Antibiotics are designed to kill harmful bacteria, and it’s well-known that issues can arise as from the damage they can cause to beneficial bacteria. Lesser known is exactly how this expansive effect that antibiotics have influences other aspects of health. A new study conducted by Emory University researchers explores this in mice with malignant melanoma, finding that broad-spectrum antibiotics decreases gut diversity in the rodents.
Scientists say the effect subsequently worsens melanoma by weakening immunity and promoting metastatic bone growth.
“Any disease or therapy that harms the gut microbiome could have a negative impact on our health,” says Dr. Subhashis Pal, a postdoctoral fellow in endocrinology at the Emory University School of Medicine.
The research team understands the idea that relates the gut to disease progression, and also how bone metastasis is a potential complication of this aggressive skin cancer. They put both concepts to the test by injecting commonly-used research tumor cells, B16-F10, into the hearts and bones of mice subjects treated with antibiotics.
Previously, they hypothesized that antibiotic use would negatively alter the gut environment, leading to detrimental effects on immune cells that line the intestine, and ultimately speeding up the bone metastasis process. Their findings supported this, revealing that antibiotic injections promoted metastatic bone growth compared to controls.

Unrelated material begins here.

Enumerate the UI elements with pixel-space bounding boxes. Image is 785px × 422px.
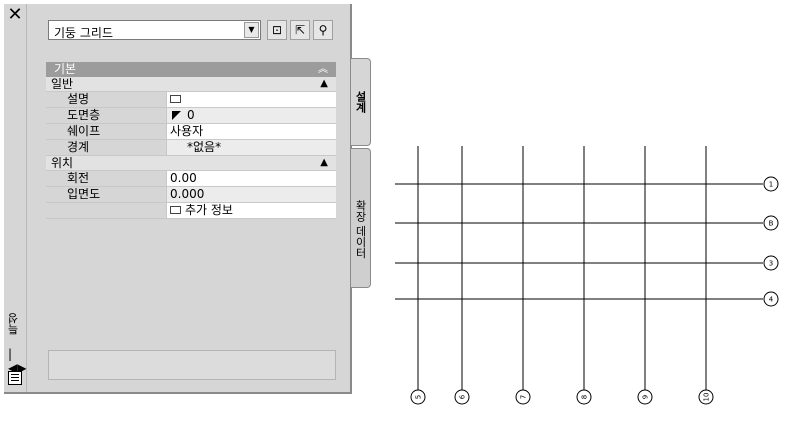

Additionally, the team uncovered the mechanism responsible for this. They used flow cytometric analysis of Peyer’s patches, which are small follicles along the intestine, as well as bone-marrow cells in tumor lesions for their investigation. Results show that depleting the gut microbiome inhibited the spread of two intestinal cells called NK and Th1.
Their work suggests that antibiotics stop the movement of these cells by close to eightfold. These cells would normally spread in the bone barrow if it weren’t for antibiotic interference, but the blockage prevents this and enhances metastatic growth.
“In our study we found that the gut microbiome restrains the progression of melanoma bone lesions in mice by promoting the expansion of intestinal natural-killer (NK) cells and T helper (Th1) cells and enhancing their migration to the tumor site,” explains Dr. Pal. “Using oral antibiotics depleted the gut microbiome and reduced the population of intestinal NK cells and Th1 cells. This made the mice more vulnerable for tumor growth. They had a higher melanoma tumor burden than control mice whose gut microbiomes were intact.”
The researchers have gathered from their work that paying attention to the state of the gut, especially when prescribed antibiotics, may be crucial for preventing serious health complications. Further, the cells studied in this research are also seen in different gut conditions like inflammatory bowel disease, which suggests that antibiotic-induced gut changes can worsen clinical outcomes for these too.
Pal presented the study results at the annual meeting of the American Society of Bone and Mineral Research in Austin, Texas.